Celui qui plaide le premier sa cause semble avoir raison- jusqu'à ce qu'un autre vienne l'interroger.
18 Het lot doet de geschillen ophouden, en maakt scheiding tussen machtigen.
Le lot règle les litiges, et sépare les plus forts.
19 Een broeder is wederspanniger dan een sterke stad; en de geschillen zijn als een grendel van een paleis.
Un frère offensé est plus difficile qu'une ville fortifiée. Les litiges sont comme les barreaux d'une forteresse.
20 Van de vrucht van ieders mond zal zijn buik verzadigd worden; hij zal verzadigd worden van de inkomst zijner lippen.
L'estomac d'un homme est rempli du fruit de sa bouche. Il est satisfait de la récolte de ses lèvres.
21 Dood en leven zijn in het geweld der tong; en een ieder, die ze liefheeft, zal haar vrucht eten.
La mort et la vie sont au pouvoir de la langue; ceux qui l'aiment mangeront son fruit.
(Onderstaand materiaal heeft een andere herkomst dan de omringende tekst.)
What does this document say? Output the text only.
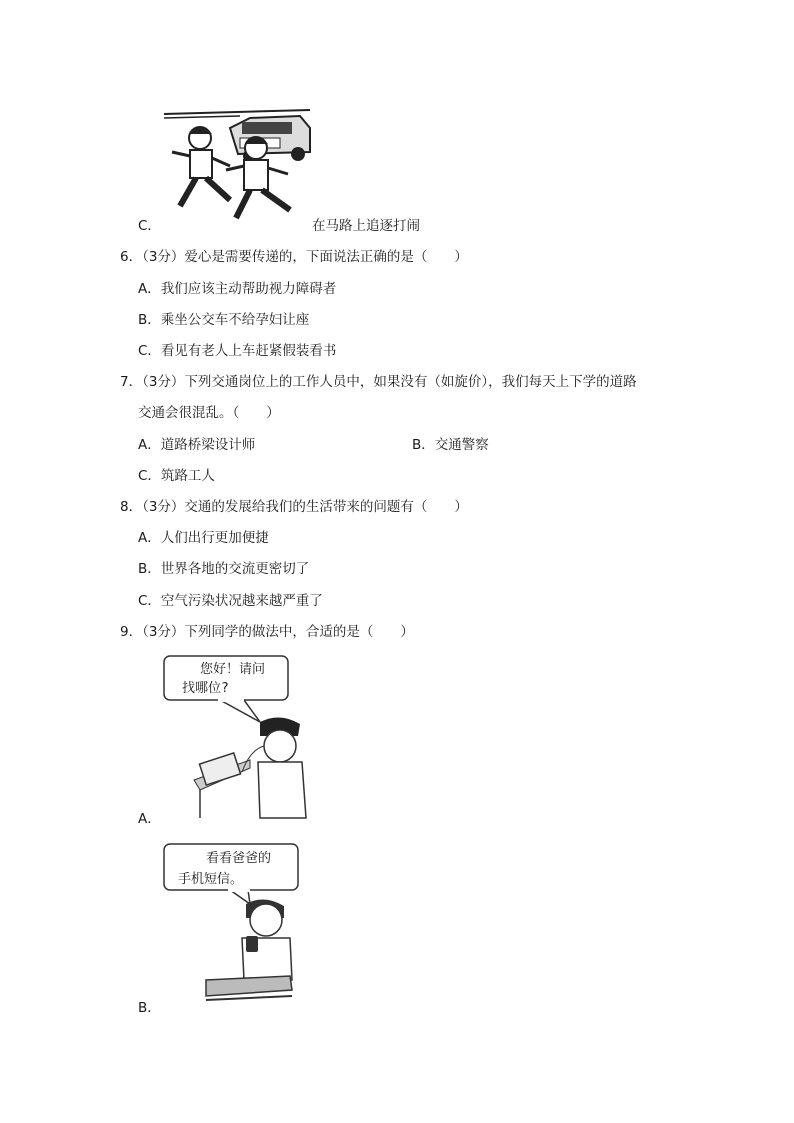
C．	在马路上追逐打闹
6．（3分）爱心是需要传递的，下面说法正确的是（　　）
A．我们应该主动帮助视力障碍者
B．乘坐公交车不给孕妇让座
C．看见有老人上车赶紧假装看书
7．（3分）下列交通岗位上的工作人员中，如果没有（如旋价），我们每天上下学的道路
交通会很混乱。（　　）
A．道路桥梁设计师	B．交通警察
C．筑路工人
8．（3分）交通的发展给我们的生活带来的问题有（　　）
A．人们出行更加便捷
B．世界各地的交流更密切了
C．空气污染状况越来越严重了
9．（3分）下列同学的做法中，合适的是（　　）
您好！请问
找哪位?
A．
看看爸爸的
手机短信。
B．
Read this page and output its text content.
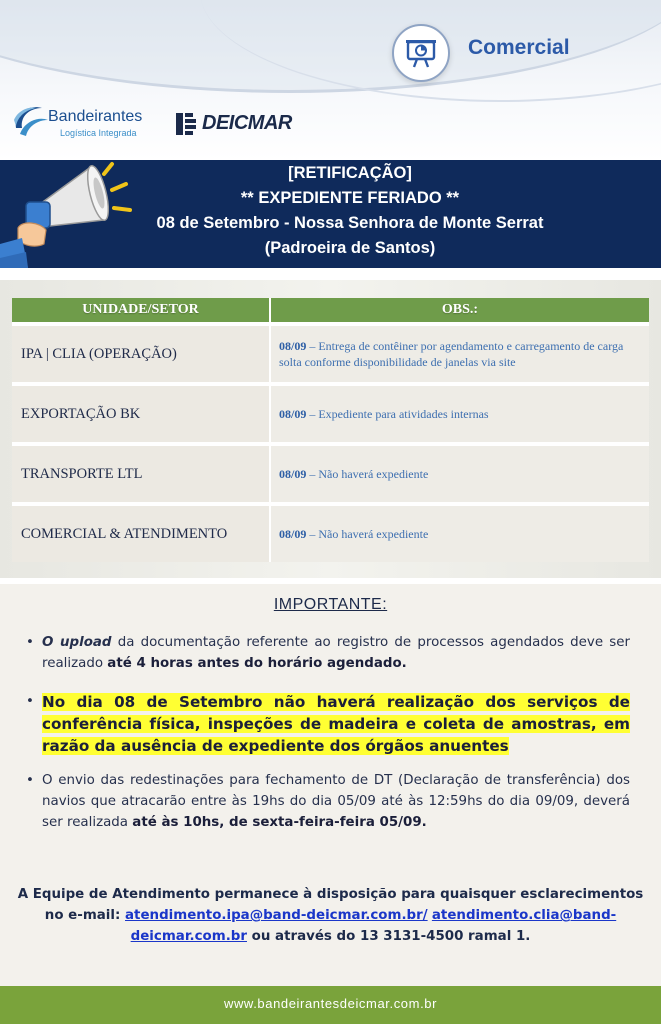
Comercial
Bandeirantes
Logística Integrada	DEICMAR
[RETIFICAÇÃO]
** EXPEDIENTE FERIADO **
08 de Setembro - Nossa Senhora de Monte Serrat
(Padroeira de Santos)
UNIDADE/SETOR	OBS.:
IPA | CLIA (OPERAÇÃO)	08/09 – Entrega de contêiner por agendamento e carregamento de carga solta conforme disponibilidade de janelas via site
EXPORTAÇÃO BK	08/09 – Expediente para atividades internas
TRANSPORTE LTL	08/09 – Não haverá expediente
COMERCIAL & ATENDIMENTO	08/09 – Não haverá expediente
IMPORTANTE:
• O upload da documentação referente ao registro de processos agendados deve ser realizado até 4 horas antes do horário agendado.
• No dia 08 de Setembro não haverá realização dos serviços de conferência física, inspeções de madeira e coleta de amostras, em razão da ausência de expediente dos órgãos anuentes
• O envio das redestinações para fechamento de DT (Declaração de transferência) dos navios que atracarão entre às 19hs do dia 05/09 até às 12:59hs do dia 09/09, deverá ser realizada até às 10hs, de sexta-feira-feira 05/09.
A Equipe de Atendimento permanece à disposição para quaisquer esclarecimentos
no e-mail: atendimento.ipa@band-deicmar.com.br/ atendimento.clia@band-deicmar.com.br ou através do 13 3131-4500 ramal 1.
www.bandeirantesdeicmar.com.br
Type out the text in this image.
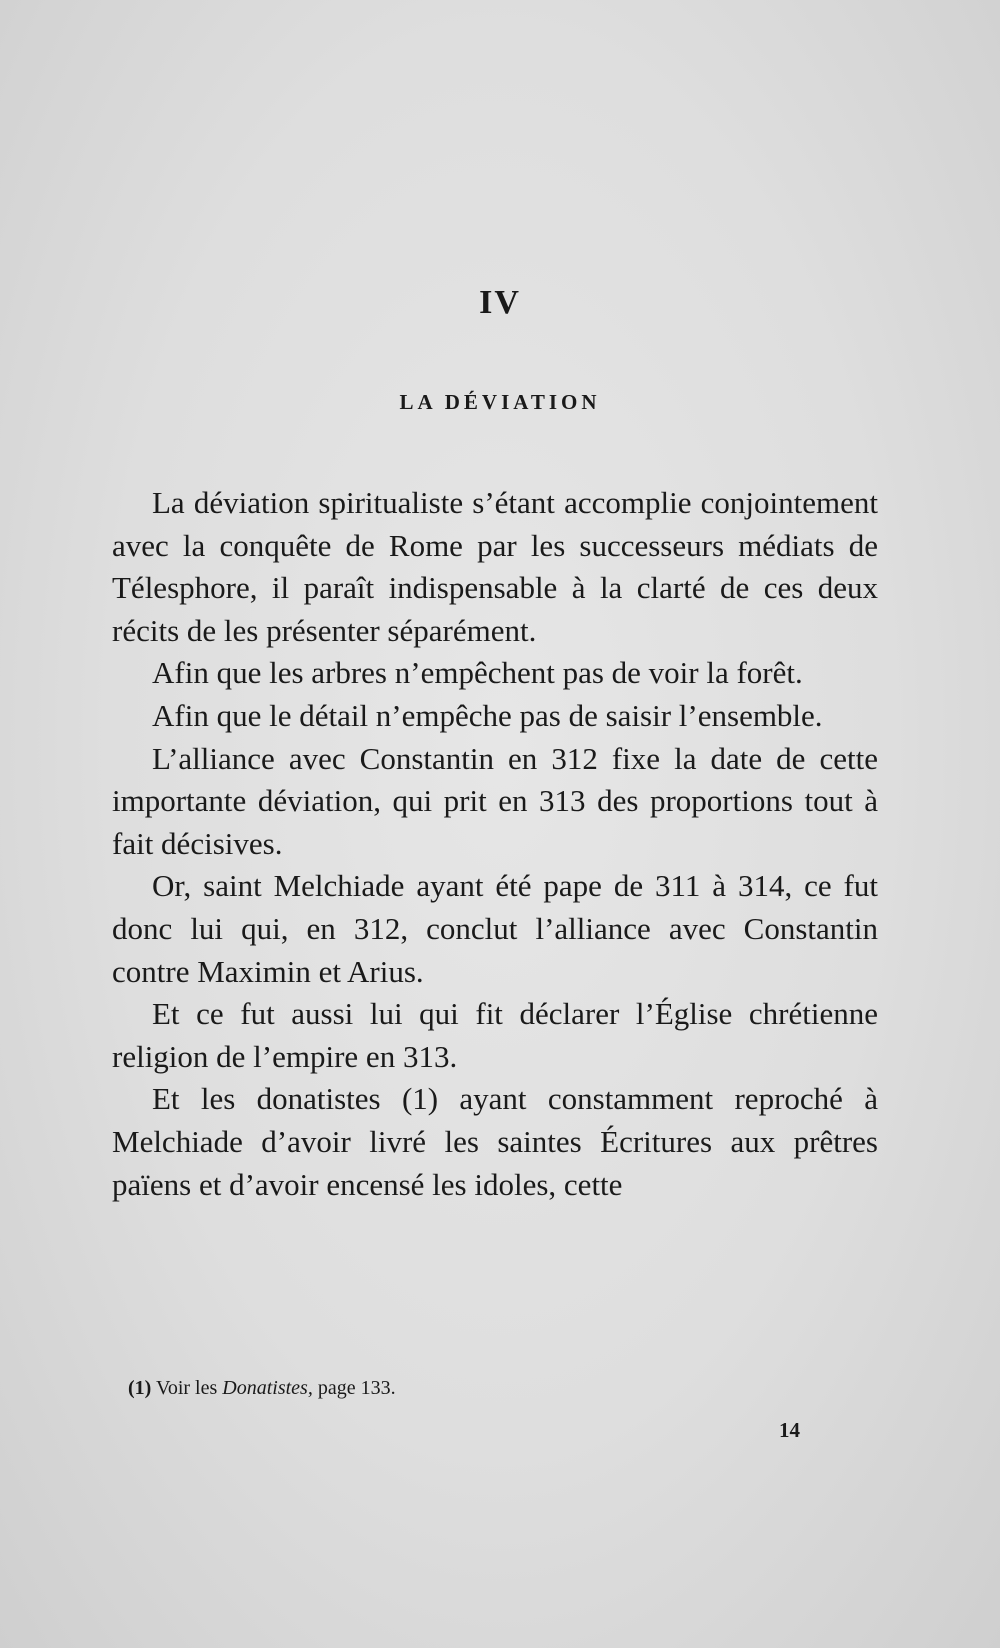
IV
LA DÉVIATION

La déviation spiritualiste s’étant accomplie conjointement avec la conquête de Rome par les successeurs médiats de Télesphore, il paraît indispensable à la clarté de ces deux récits de les présenter séparément.

Afin que les arbres n’empêchent pas de voir la forêt.

Afin que le détail n’empêche pas de saisir l’ensemble.

L’alliance avec Constantin en 312 fixe la date de cette importante déviation, qui prit en 313 des proportions tout à fait décisives.

Or, saint Melchiade ayant été pape de 311 à 314, ce fut donc lui qui, en 312, conclut l’alliance avec Constantin contre Maximin et Arius.

Et ce fut aussi lui qui fit déclarer l’Église chrétienne religion de l’empire en 313.

Et les donatistes (1) ayant constamment reproché à Melchiade d’avoir livré les saintes Écritures aux prêtres païens et d’avoir encensé les idoles, cette

(1) Voir les Donatistes, page 133.
14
22 Die een vrouw gevonden heeft, heeft een goede zaak gevonden, en hij heeft welgevallen getrokken van den HEERE.
Celui qui trouve une femme trouve une bonne chose, et obtient la faveur de Yahvé.
23 De arme spreekt smekingen; maar de rijke antwoordt harde dingen.
Les pauvres implorent la pitié, mais les riches répondent durement.
24 Een man, die vrienden heeft, heeft zich vriendelijk te houden; want er is een liefhebber, die meer aankleeft dan een broeder.
Un homme qui a beaucoup de compagnons peut être ruiné, mais il y a un ami qui est plus proche qu'un frère.